T anto tuonò che piovve. Come d'abitudine, dopo aver votato per anni parenti, amici e personaggi del Grande Fratello, gli italiani ricorrono al tecnico di turno, chiamato a riparare i guasti della politica populistica e clientelare del nostro Belpaese. Come al solito, sono i politici stessi, giunti al capolinea, a fare spazio al tecnico, salvo poi, dopo i primi passi, iniziare a lavorarlo ai fianchi, con richieste, critiche e interdizioni varie.

Questa volta è capitato a Mario Draghi che, sul piano professionale, ha un curriculum di tutto rispetto: non c'è che dire. Ma non è il solo. Anche Dini, Prodi, Monti erano tecnici molto autorevoli e stimati. E ciò non ha certo cambiato le nostre abitudini e il loro destino. E così, al nuovo arrivato, con all'attivo una formazione e ruoli di primo piano, a livello internazionale, vengono subito posti veti e condizioni di ogni genere. Per non perdere il controllo, in molti invocano un Governo politico: ciò che, in politichese, significa ministri, viceministri e sottosegretari. Cioè si chiede al tecnico di fare di testa sua ma non troppo, non sia mai che prenda troppo potere, e lo eserciti pure.
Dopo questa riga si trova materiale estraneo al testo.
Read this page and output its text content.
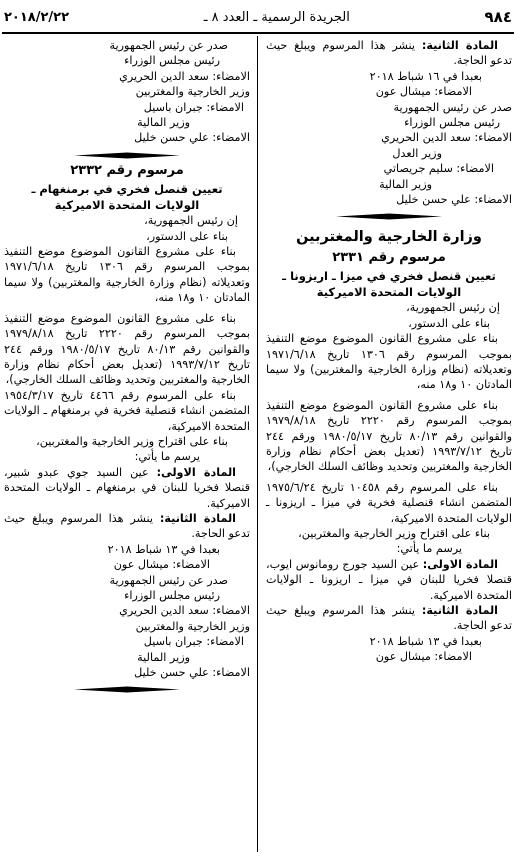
٩٨٤
الجريدة الرسمية ـ العدد ٨ ـ
٢٠١٨/٢/٢٢

المادة الثانية: ينشر هذا المرسوم ويبلغ حيث تدعو الحاجة.

بعبدا في ١٦ شباط ٢٠١٨

الامضاء: ميشال عون

صدر عن رئيس الجمهورية

رئيس مجلس الوزراء

الامضاء: سعد الدين الحريري

وزير العدل

الامضاء: سليم جريصاتي

وزير المالية

الامضاء: علي حسن خليل

وزارة الخارجية والمغتربين
مرسوم رقم ٢٣٣١

تعيين قنصل فخري في ميزا ـ اريزونا ـ

الولايات المتحدة الاميركية

إن رئيس الجمهورية،

بناء على الدستور،

بناء على مشروع القانون الموضوع موضع التنفيذ بموجب المرسوم رقم ١٣٠٦ تاريخ ١٩٧١/٦/١٨ وتعديلاته (نظام وزارة الخارجية والمغتربين) ولا سيما المادتان ١٠ و١٨ منه،

بناء على مشروع القانون الموضوع موضع التنفيذ بموجب المرسوم رقم ٢٢٢٠ تاريخ ١٩٧٩/٨/١٨ والقوانين رقم ٨٠/١٣ تاريخ ١٩٨٠/٥/١٧ ورقم ٢٤٤ تاريخ ١٩٩٣/٧/١٢ (تعديل بعض أحكام نظام وزارة الخارجية والمغتربين وتحديد وظائف السلك الخارجي)،

بناء على المرسوم رقم ١٠٤٥٨ تاريخ ١٩٧٥/٦/٢٤ المتضمن انشاء قنصلية فخرية في ميزا ـ اريزونا ـ الولايات المتحدة الاميركية،

بناء على اقتراح وزير الخارجية والمغتربين،

يرسم ما يأتي:

المادة الاولى: عين السيد جورج رومانوس ايوب، قنصلا فخريا للبنان في ميزا ـ اريزونا ـ الولايات المتحدة الاميركية.

المادة الثانية: ينشر هذا المرسوم ويبلغ حيث تدعو الحاجة.

بعبدا في ١٣ شباط ٢٠١٨

الامضاء: ميشال عون

صدر عن رئيس الجمهورية

رئيس مجلس الوزراء

الامضاء: سعد الدين الحريري

وزير الخارجية والمغتربين

الامضاء: جبران باسيل

وزير المالية

الامضاء: علي حسن خليل

مرسوم رقم ٢٣٣٢

تعيين قنصل فخري في برمنغهام ـ

الولايات المتحدة الاميركية

إن رئيس الجمهورية،

بناء على الدستور،

بناء على مشروع القانون الموضوع موضع التنفيذ بموجب المرسوم رقم ١٣٠٦ تاريخ ١٩٧١/٦/١٨ وتعديلاته (نظام وزارة الخارجية والمغتربين) ولا سيما المادتان ١٠ و١٨ منه،

بناء على مشروع القانون الموضوع موضع التنفيذ بموجب المرسوم رقم ٢٢٢٠ تاريخ ١٩٧٩/٨/١٨ والقوانين رقم ٨٠/١٣ تاريخ ١٩٨٠/٥/١٧ ورقم ٢٤٤ تاريخ ١٩٩٣/٧/١٢ (تعديل بعض أحكام نظام وزارة الخارجية والمغتربين وتحديد وظائف السلك الخارجي)،

بناء على المرسوم رقم ٤٤٦٦ تاريخ ١٩٥٤/٣/١٧ المتضمن انشاء قنصلية فخرية في برمنغهام ـ الولايات المتحدة الاميركية،

بناء على اقتراح وزير الخارجية والمغتربين،

يرسم ما يأتي:

المادة الاولى: عين السيد جوي عبدو شبير، قنصلا فخريا للبنان في برمنغهام ـ الولايات المتحدة الاميركية.

المادة الثانية: ينشر هذا المرسوم ويبلغ حيث تدعو الحاجة.

بعبدا في ١٣ شباط ٢٠١٨

الامضاء: ميشال عون

صدر عن رئيس الجمهورية

رئيس مجلس الوزراء

الامضاء: سعد الدين الحريري

وزير الخارجية والمغتربين

الامضاء: جبران باسيل

وزير المالية

الامضاء: علي حسن خليل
La politichetta italiana non ama infatti perdere potere perché da quel potere (non già dalle proprie idee) trae nutrimento. Se le si impedisce per troppo tempo di largire benefici ai propri elettori, si rischia che questi ultimi si disamorino e che alle elezioni votino qualcun altro. Meglio quindi usare il curriculum altrui per rassicurare gli italiani ma partecipare al potere per fare scelte proprie.

L 'abito non fa il monaco, dice il proverbio. In effetti, anche in questo caso, il monaco è lo stesso. Ma cerca di nascondersi nell'abito altrui.
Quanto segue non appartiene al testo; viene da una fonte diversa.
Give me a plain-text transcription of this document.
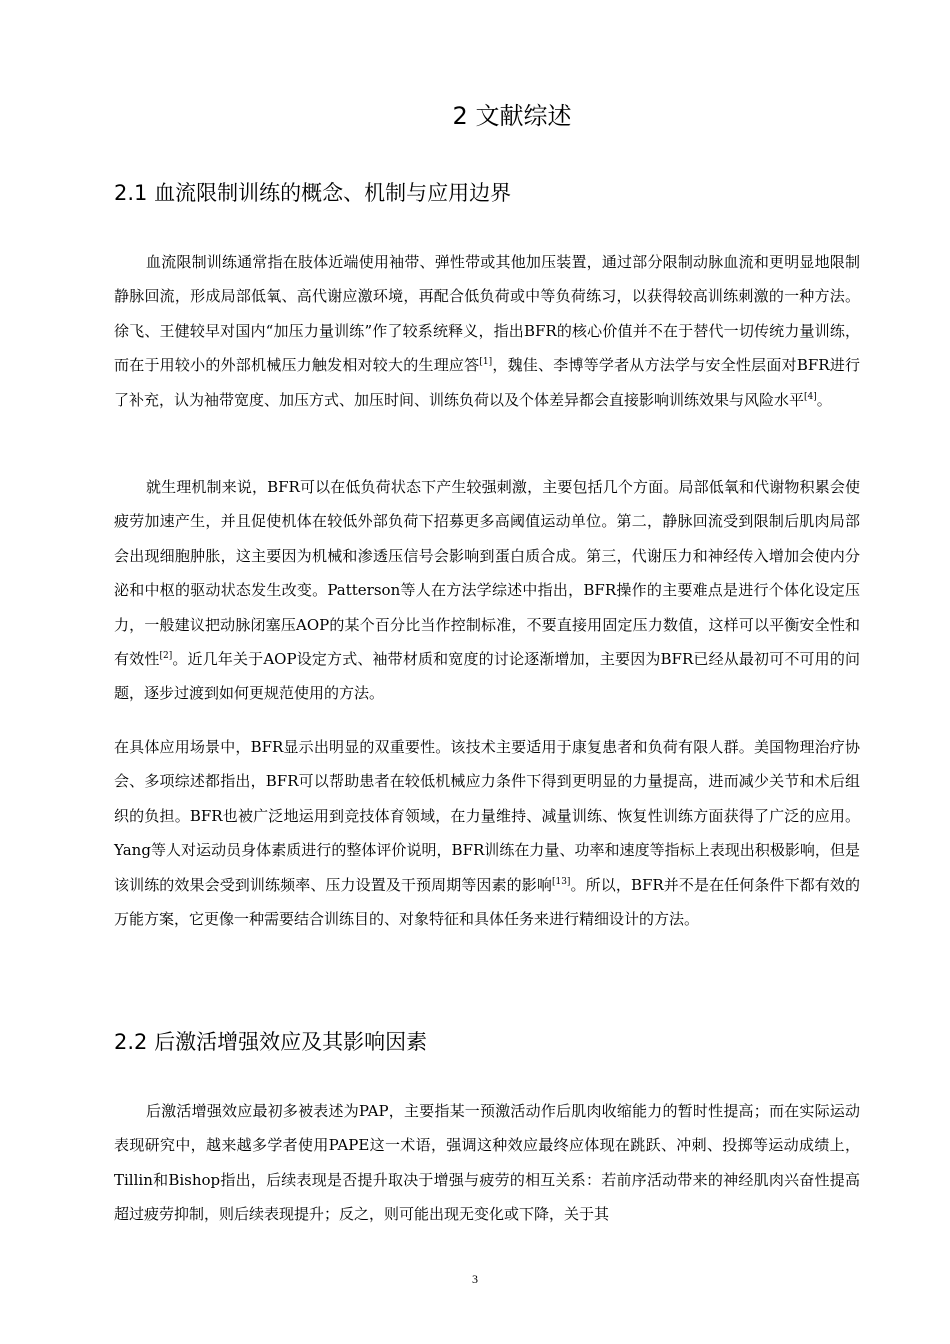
2 文献综述
2.1 血流限制训练的概念、机制与应用边界

血流限制训练通常指在肢体近端使用袖带、弹性带或其他加压装置，通过部分限制动脉血流和更明显地限制静脉回流，形成局部低氧、高代谢应激环境，再配合低负荷或中等负荷练习，以获得较高训练刺激的一种方法。徐飞、王健较早对国内“加压力量训练”作了较系统释义，指出BFR的核心价值并不在于替代一切传统力量训练，而在于用较小的外部机械压力触发相对较大的生理应答[1]，魏佳、李博等学者从方法学与安全性层面对BFR进行了补充，认为袖带宽度、加压方式、加压时间、训练负荷以及个体差异都会直接影响训练效果与风险水平[4]。

就生理机制来说，BFR可以在低负荷状态下产生较强刺激，主要包括几个方面。局部低氧和代谢物积累会使疲劳加速产生，并且促使机体在较低外部负荷下招募更多高阈值运动单位。第二，静脉回流受到限制后肌肉局部会出现细胞肿胀，这主要因为机械和渗透压信号会影响到蛋白质合成。第三，代谢压力和神经传入增加会使内分泌和中枢的驱动状态发生改变。Patterson等人在方法学综述中指出，BFR操作的主要难点是进行个体化设定压力，一般建议把动脉闭塞压AOP的某个百分比当作控制标准，不要直接用固定压力数值，这样可以平衡安全性和有效性[2]。近几年关于AOP设定方式、袖带材质和宽度的讨论逐渐增加，主要因为BFR已经从最初可不可用的问题，逐步过渡到如何更规范使用的方法。

在具体应用场景中，BFR显示出明显的双重要性。该技术主要适用于康复患者和负荷有限人群。美国物理治疗协会、多项综述都指出，BFR可以帮助患者在较低机械应力条件下得到更明显的力量提高，进而减少关节和术后组织的负担。BFR也被广泛地运用到竞技体育领域，在力量维持、减量训练、恢复性训练方面获得了广泛的应用。Yang等人对运动员身体素质进行的整体评价说明，BFR训练在力量、功率和速度等指标上表现出积极影响，但是该训练的效果会受到训练频率、压力设置及干预周期等因素的影响[13]。所以，BFR并不是在任何条件下都有效的万能方案，它更像一种需要结合训练目的、对象特征和具体任务来进行精细设计的方法。

2.2 后激活增强效应及其影响因素

后激活增强效应最初多被表述为PAP，主要指某一预激活动作后肌肉收缩能力的暂时性提高；而在实际运动表现研究中，越来越多学者使用PAPE这一术语，强调这种效应最终应体现在跳跃、冲刺、投掷等运动成绩上，Tillin和Bishop指出，后续表现是否提升取决于增强与疲劳的相互关系：若前序活动带来的神经肌肉兴奋性提高超过疲劳抑制，则后续表现提升；反之，则可能出现无变化或下降，关于其

3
C'è quindi da sperare che, nel disperante gioco degli equilibri parlamentari, l'autorevolezza di Draghi riesca ad affermarsi, limitando al massimo i condizionamenti e imprimendo al Paese un reale cambiamento. Ma la strada è stretta e si snoda tra due fuochi. Da una parte un governo tutto tecnico, con maggior visione e progettualità ma minore e più fragile sostegno parlamentare. Dall'altra un governo politico con maggior sostegno in parlamento e minor inclinazione a cambiare il Paese.
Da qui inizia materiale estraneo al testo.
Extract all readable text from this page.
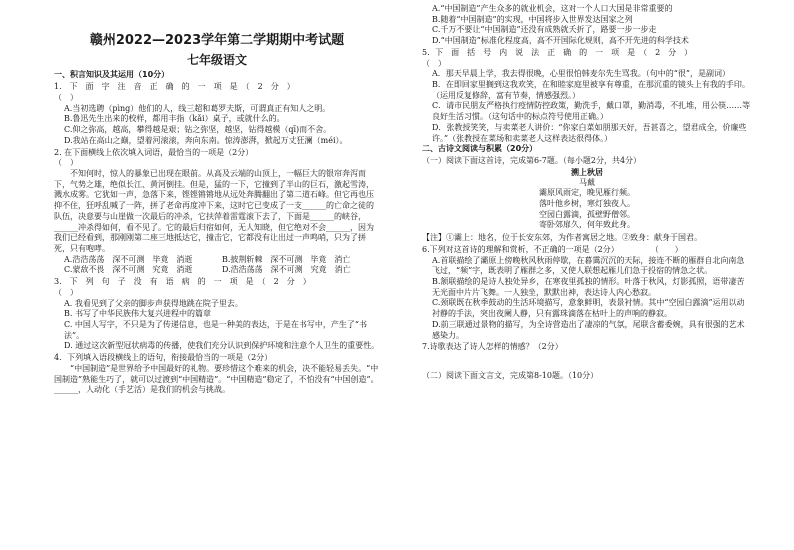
赣州2022—2023学年第二学期期中考试题
七年级语文

一、积言知识及其运用（10分）

1.　下　面　字　注　音　正　确　的　一　项　是　（　2　分　）

（　）

A.当初选聘（pìng）他们的人，线三超和葛罗夫斯，可谓真正有知人之明。

B.鲁迅先生出来的校样，都用丰指（kǎi）桌子，或就什么的。

C.仰之弥高，越高，攀得越是艰；钻之弥坚，越坚，钻得越模（qī)而不舍。

D.我站在高山之巅，望着河滚滚，奔向东南。惊涛澎湃，掀起万丈狂澜（méi）。

2. 在下面横线上依次填入词语，最恰当的一项是（2分）

（　）

不知何时，惊人的暴象已出现在眼前。从高及云端的山顶上，一幅巨大的银帘奔泻而下，气势之雄，绝似长江、黄河倒挂。但是，猛的一下，它撞到了半山的巨石，激起雪涛，溅水成雾。它犹如一声，急落下来，铿铿锵锵地从远处奔腾翻出了第二道石峰。但它再也压抑不住，狂呼乱喊了一阵，拼了老命再度冲下来，这时它已变成了一支______的亡命之徒的队伍，决意要与山崖做一次最后的冲杀，它扶萍着雷霆滚下去了，下面是______的峡谷，______冲杀得如何，看不见了。它的最后归宿如何，无人知晓，但它绝对不会______，因为我们已经看到，那刚刚第二座三地抵达它，撞击它，它都没有让出过一声鸣哨，只为了拼死，只有咆哮。

A.浩浩荡荡　深不可测　毕竟　消逝	B.披荆斩棘　深不可测　毕竟　消亡
C.蒙敌不畏　深不可测　究竟　消逝	D.浩浩荡荡　深不可测　究竟　消亡

3.　下　列　句　子　没　有　语　病　的　一　项　是　（　2　分　）

（　）

A. 我看见到了父亲的脚步声获得地跳在院子里去。

B. 书写了中华民族伟大复兴进程中的篇章

C. 中国人写字，不只是为了传递信息，也是一种美的表达，于是在书写中，产生了“书法”。

D. 通过这次新型冠状病毒的传播，使我们充分认识到保护环境和注意个人卫生的重要性。

4．下列填入语段横线上的语句，衔接最恰当的一项是（2分）

“中国制造”是世界给予中国最好的礼物。要珍惜这个难来的机会，决不能轻易丢失。“中国制造”熟能生巧了，就可以过渡到“中国精造”。“中国精造”稳定了，不怕没有“中国创造”。______，人动化（手艺活）是我们的机会与挑战。

A.“中国制造”产生众多的就业机会，这对一个人口大国是非常重要的

B.随着“中国制造”的实现，中国将步入世界发达国家之列

C.千万不要让“中国制造”还没有成熟就夭折了，路要一步一步走

D.“中国制造”标准化程度高，高不开国际化规则，高不开先进的科学技术

5．下　面　括　号　内　说　法　正　确　的　一　项　是　（　2　分　）

（　）

A．那天早晨上学，我去得很晚，心里很怕韩麦尔先生骂我。（句中的“很”，是副词）

B．在即回家里搁到这我欢笑，在和睦家庭里被享有尊重，在那沉重的镜头上有我的手印。（运用反复修辞，富有节奏，情感强烈。）

C．请市民朋友严格执行疫情防控政策，勤洗手，戴口罩，勤消毒，不扎堆，用公筷……等良好生活习惯。（这句话中的标点符号使用正确。）

D．张教授笑笑，与卖菜老人讲价：“你家白菜如朋那天好，吾甚喜之，望君成全，价廉些许。”（张教授在菜场和卖菜老人这样表达很得体。）

二、古诗文阅读与积累（20分）

（一）阅读下面这首诗，完成第6-7题。（每小题2分，共4分）

溯上秋居

马戴

灞原风雨定，晚见雁行频。

落叶他乡树，寒灯独夜人。

空园白露滴，孤壁野僧邻。

寄卧郊扉久，何年致此身。

【注】①灞上：地名，位于长安东郊，为作者寓居之地。②致身：献身于国君。

6.下列对这首诗的理解和赏析，不正确的一项是（2分）　　　　　（　　）

A.首联描绘了灞原上傍晚秋风秋雨停歇，在暮霭沉沉的天际，接连不断的雁群自北向南急飞过，“频”字，既表明了雁群之多，又使人联想起雁儿们急于投宿的情急之状。

B.颔联描绘的是诗人独处异乡，在寒夜里孤独的情形。叶落于秋风，灯影孤照，语带凄苦无光面中片片飞舞。一人独坐，默默出神，表达诗人内心愁寂。

C.颈联既在秋季鼓动的生活环境描写，意象鲜明，表景衬情。其中“空园白露滴”运用以动衬静的手法，突出夜阑人静，只有露珠滴落在枯叶上的声响的静寂。

D.前三联通过景物的描写，为全诗营造出了凄凉的气氛，尾联含蓄委婉，具有很强的艺术感染力。

7.诗歌表达了诗人怎样的情感？（2分）

（二）阅读下面文言文，完成第8-10题。（10分）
Comunque vada, il sentiero è irto e accidentato. E le maggiori insidie non vengono dalla pandemia, dalla recessione, dall'arretratezza del nostro Paese ma da coloro che sono stati votati per governarlo. Torna quindi in mente la nota, dibattuta questione: perché politica e tecnica non possono andare insieme? Perché, dicono di benpensanti, non servono politici con competenze, ci pensa l'apparato amministrativo. Non serve neppure che siano laureati, tanto, quando servono, si ricorre ai tecnici. Ecco il risultato: la politica sconquassa il Paese e la tecnica viene chiamata a ripararne i guasti. Ma appena il prescelto propone la sua ricetta e prova a curare gli endemici malanni italiani, inizia il valzer delle interdizioni, che inesorabilmente conduce alla sua flagellazione.

E il film si ripete, uguale a sé stesso. Come la situazione migliora, il tecnico viene defenestrato, ricomincia il Grande Fratello. E tutto torna come prima.